1,4-Dioxane (DX) with two
oxygen atoms make it hydrophilic and infinitely soluble in water. As a synthetic organic compound, it used widely throughout industry as a
solvent.
Dioxane causes numerous human ailments such as liver damage and
kidney failure. It has been shown in research to be carcinogenic to animals, and is a potential
carcinogen to humans. Daily administration for
1,4-dioxane (100 mg/kg
body weight) in
drinking water for rats weighing 120 g, except for normal control group. Experimental animal for 42 days was followed through
body weight, serum
alkaline phosphatase, serum
creatinine,
malondialdehyde, and
catalase enzyme activity; beside histological patterns for liver, kidney, brain and ovary sections. Protection treatment has been offered using oral injection N-acetyl
cysteine (100 mg/kg b.wt.), and fresh 200 mg/kg b.wt. in diet meal for each of nabk, husk, and sycamore in separated groups.

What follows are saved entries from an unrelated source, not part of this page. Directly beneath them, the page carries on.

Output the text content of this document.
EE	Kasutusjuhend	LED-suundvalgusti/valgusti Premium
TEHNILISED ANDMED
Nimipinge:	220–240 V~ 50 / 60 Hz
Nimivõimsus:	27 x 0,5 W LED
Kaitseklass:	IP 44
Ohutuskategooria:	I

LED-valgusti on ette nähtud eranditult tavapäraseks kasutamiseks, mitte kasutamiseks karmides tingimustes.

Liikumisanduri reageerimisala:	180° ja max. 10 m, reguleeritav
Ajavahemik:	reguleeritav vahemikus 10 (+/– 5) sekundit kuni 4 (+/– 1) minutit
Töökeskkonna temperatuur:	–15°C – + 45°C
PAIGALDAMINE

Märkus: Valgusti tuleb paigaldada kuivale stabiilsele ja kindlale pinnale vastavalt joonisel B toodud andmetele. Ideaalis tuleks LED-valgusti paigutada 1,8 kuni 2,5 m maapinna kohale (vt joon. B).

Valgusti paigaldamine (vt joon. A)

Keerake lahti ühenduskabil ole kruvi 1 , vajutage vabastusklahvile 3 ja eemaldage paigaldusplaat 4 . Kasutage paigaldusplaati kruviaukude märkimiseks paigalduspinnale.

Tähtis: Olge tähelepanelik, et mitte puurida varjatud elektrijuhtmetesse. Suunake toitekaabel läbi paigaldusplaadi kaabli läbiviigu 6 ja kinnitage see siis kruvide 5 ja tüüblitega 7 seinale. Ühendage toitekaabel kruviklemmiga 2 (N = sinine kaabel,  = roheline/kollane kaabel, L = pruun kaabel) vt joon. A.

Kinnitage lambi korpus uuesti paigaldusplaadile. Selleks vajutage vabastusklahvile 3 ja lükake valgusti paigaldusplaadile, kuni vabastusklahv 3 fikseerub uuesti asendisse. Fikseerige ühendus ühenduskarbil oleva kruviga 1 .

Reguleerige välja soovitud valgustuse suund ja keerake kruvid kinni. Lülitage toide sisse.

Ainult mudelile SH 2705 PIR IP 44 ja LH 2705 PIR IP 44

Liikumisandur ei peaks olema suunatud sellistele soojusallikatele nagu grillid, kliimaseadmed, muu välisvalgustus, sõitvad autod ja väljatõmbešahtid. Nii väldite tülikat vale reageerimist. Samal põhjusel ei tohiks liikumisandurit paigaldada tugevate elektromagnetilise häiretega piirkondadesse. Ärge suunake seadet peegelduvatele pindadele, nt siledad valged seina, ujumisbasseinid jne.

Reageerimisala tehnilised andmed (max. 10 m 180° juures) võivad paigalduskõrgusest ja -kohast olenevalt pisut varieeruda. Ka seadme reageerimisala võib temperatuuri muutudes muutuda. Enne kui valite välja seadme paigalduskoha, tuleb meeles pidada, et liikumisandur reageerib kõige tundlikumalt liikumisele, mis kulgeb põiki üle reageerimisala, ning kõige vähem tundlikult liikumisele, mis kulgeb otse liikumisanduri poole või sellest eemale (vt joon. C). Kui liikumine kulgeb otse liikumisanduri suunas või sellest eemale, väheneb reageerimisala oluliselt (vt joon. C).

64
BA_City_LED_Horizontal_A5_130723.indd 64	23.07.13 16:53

Body weight and CAT activity have decreased by 25.8, and 68.7%, respectively. While increase has found in MDA, ALP and
creatinine values by 76, 48.9, and 67.3%, respectively. NAC showed improvement especially for MDA peroxidation marker and
creatinine for kidney disorder. On the other hand, nabk improved CAT activity and husk for ALP liver mutagenicity marker. Intoxicated DX showed
edema, kupffer cell activation,
atrophy of glomerular tuft, and
necrosis of neurons in liver, kidney and brain sections. Obviously nabk showed highly improvement in liver toxicity which is the most sensitive organ to DX as found in research.